PHK 8.389 Pekerja, Pakar Ingatkan Risiko Ketahanan Ekonomi Rumah Tangga Terancam
Komisaris PT Best Pialang Asuransi Proteksi, Kemas Achmad Yani Aziz.
JAKARTA - Sebanyak 8.389 pekerja di Indonesia kehilangan pekerjaan dalam periode 1 Januari hingga 8 April 2026, data ini diungkap Kementerian Ketenagakerjaan dan menjadi sorotan serius para praktisi keuangan, salah satunya Komisaris PT Best Pialang Asuransi Proteksi, Kemas Achmad Yani Aziz, dalam keterangannya, Selasa (29/4/2026).
Gelombang pemutusan hubungan kerja (PHK) kembali menghantam Indonesia di awal 2026. Dalam waktu kurang dari empat bulan, ribuan pekerja harus kehilangan sumber penghasilan, dengan Jawa Barat menjadi provinsi paling terdampak mencapai 1.721 orang atau 20,51 persen dari total nasional.
Tak jauh di belakang, Kalimantan Selatan mencatat 1.071 pekerja terdampak, disusul Kalimantan Timur 915 pekerja, Banten 707 pekerja, serta Jawa Timur 649 pekerja. Angka-angka ini bukan sekadar statistik, melainkan potret tekanan nyata yang dirasakan keluarga Indonesia.
Komisaris PT Best Pialang Asuransi Proteksi, Kemas Achmad Yani Aziz, menegaskan kondisi ini sebagai sinyal bahaya bagi ketahanan ekonomi rumah tangga.
“Angka 8.389 itu bukan sekadar statistik PHK. Ia adalah 8.389 keluarga yang mungkin tidak punya cadangan tiga bulan, tidak punya proteksi kesehatan, dan tidak punya rencana darurat,” ujarnya.
Ia menilai, tekanan ekonomi saat ini datang secara simultan dari tiga arah: ketidakpastian global yang menahan investasi, melemahnya daya beli akibat kenaikan biaya hidup, serta percepatan otomatisasi yang menggantikan tenaga kerja manusia.
Data global turut memperkuat kondisi tersebut. Laporan Global Market Labor 2026 menunjukkan tingkat rekrutmen dunia masih 20 persen di bawah level sebelum pandemi. Di Indonesia, sektor manufaktur bahkan mengalami kontraksi hingga minus 27 persen.

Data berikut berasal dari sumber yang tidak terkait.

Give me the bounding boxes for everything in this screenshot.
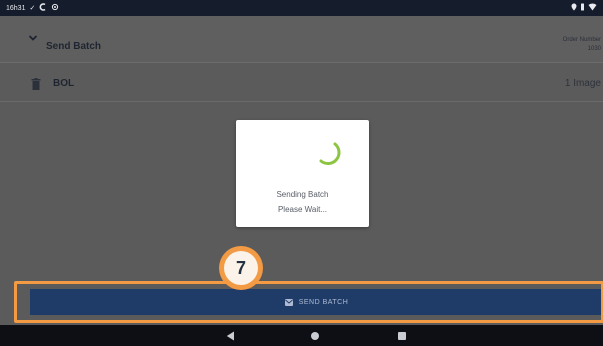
document-row-bol[interactable]: BOL 1 Image [0,64,603,102]
document-label: BOL [53,78,75,89]
chevron-down-icon[interactable] [28,32,40,44]
images-count: 1 Image [564,78,601,89]
settings-icon [51,3,59,13]
order-number-label: Order Number [562,37,601,43]
location-icon [571,3,577,13]
c-icon [39,3,47,13]
status-bar: 16h31 ✓ [0,0,603,16]
status-right [571,3,597,13]
trash-icon[interactable] [31,77,41,90]
page-title: Send Batch [46,41,102,52]
recent-apps-icon[interactable] [398,332,406,340]
navigation-bar [0,325,603,346]
status-left: 16h31 ✓ [6,3,59,13]
status-time: 16h31 [6,4,26,12]
screen: 16h31 ✓ Send Batch Order Number 1030 BOL… [0,0,603,346]
highlight-box [14,281,603,323]
back-icon[interactable] [226,331,235,341]
dialog-message-subtitle: Please Wait... [277,205,328,214]
vibrate-icon [580,3,585,13]
wifi-icon [588,3,597,13]
check-icon: ✓ [29,4,36,12]
step-number: 7 [224,251,258,285]
order-number-value: 1030 [587,46,601,52]
dialog-message-title: Sending Batch [276,190,329,199]
spinner-icon [319,142,341,165]
send-batch-header[interactable]: Send Batch Order Number 1030 [0,16,603,63]
home-icon[interactable] [311,332,319,340]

Menurut Kemas, situasi ini membuat daya tahan finansial keluarga semakin rapuh. “Ketika ekonomi melambat, tabungan yang biasanya cukup tiga bulan kini bisa habis dalam dua bulan. Satu kejadian buruk saja bisa menjatuhkan keluarga ke garis kemiskinan,” jelasnya.
Ia juga menyoroti rendahnya penetrasi asuransi di Indonesia yang masih berkisar 2–3 persen dari Produk Domestik Bruto. Kondisi ini memperparah kerentanan masyarakat saat menghadapi risiko tak terduga.

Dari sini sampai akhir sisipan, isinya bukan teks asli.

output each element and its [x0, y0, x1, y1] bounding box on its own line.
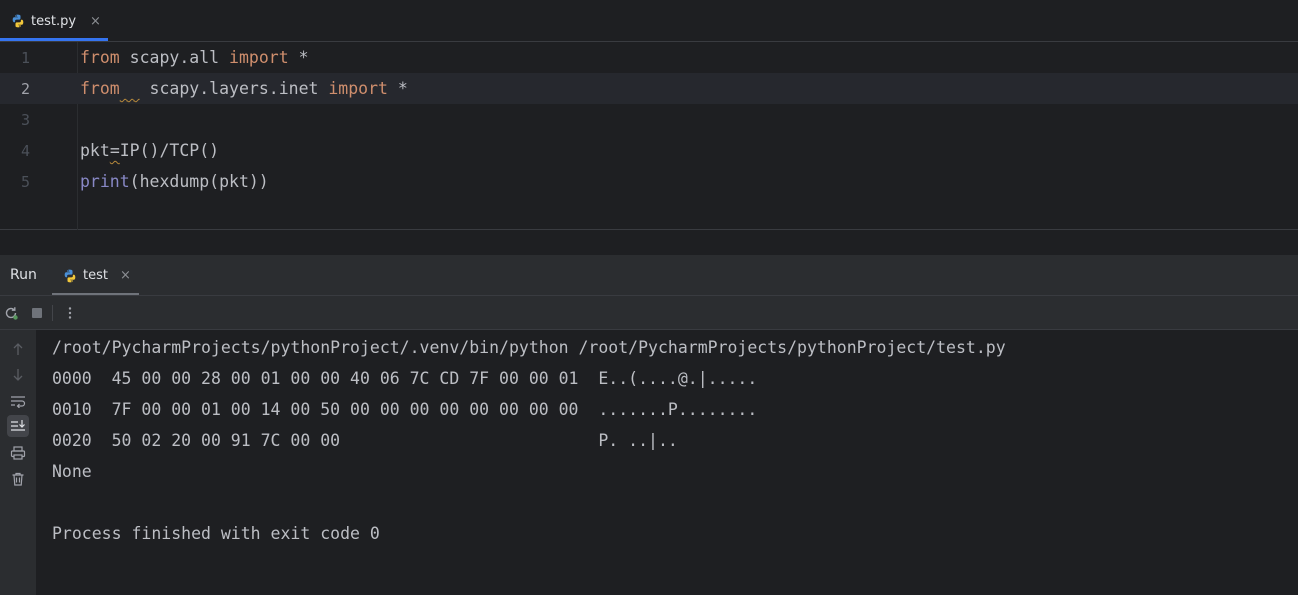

“Banyak keluarga jatuh ke pinjaman online ilegal bukan karena serakah, tapi karena tidak punya pilihan saat kondisi darurat,” tegasnya.
Untuk menghadapi situasi ini, Kemas menyarankan tiga langkah mendesak: menyiapkan dana darurat minimal tiga hingga enam bulan, memprioritaskan perlindungan pencari nafkah, serta memahami bahwa asuransi adalah proteksi, bukan instrumen investasi.
Ia menekankan, ketahanan keluarga merupakan bagian dari ketahanan nasional. “Kita mungkin tidak bisa mengontrol ekonomi global, tapi kita bisa memastikan keluarga kita siap menghadapi risiko. Itu yang paling penting di tengah ketidakpastian saat ini,” pungkasnya.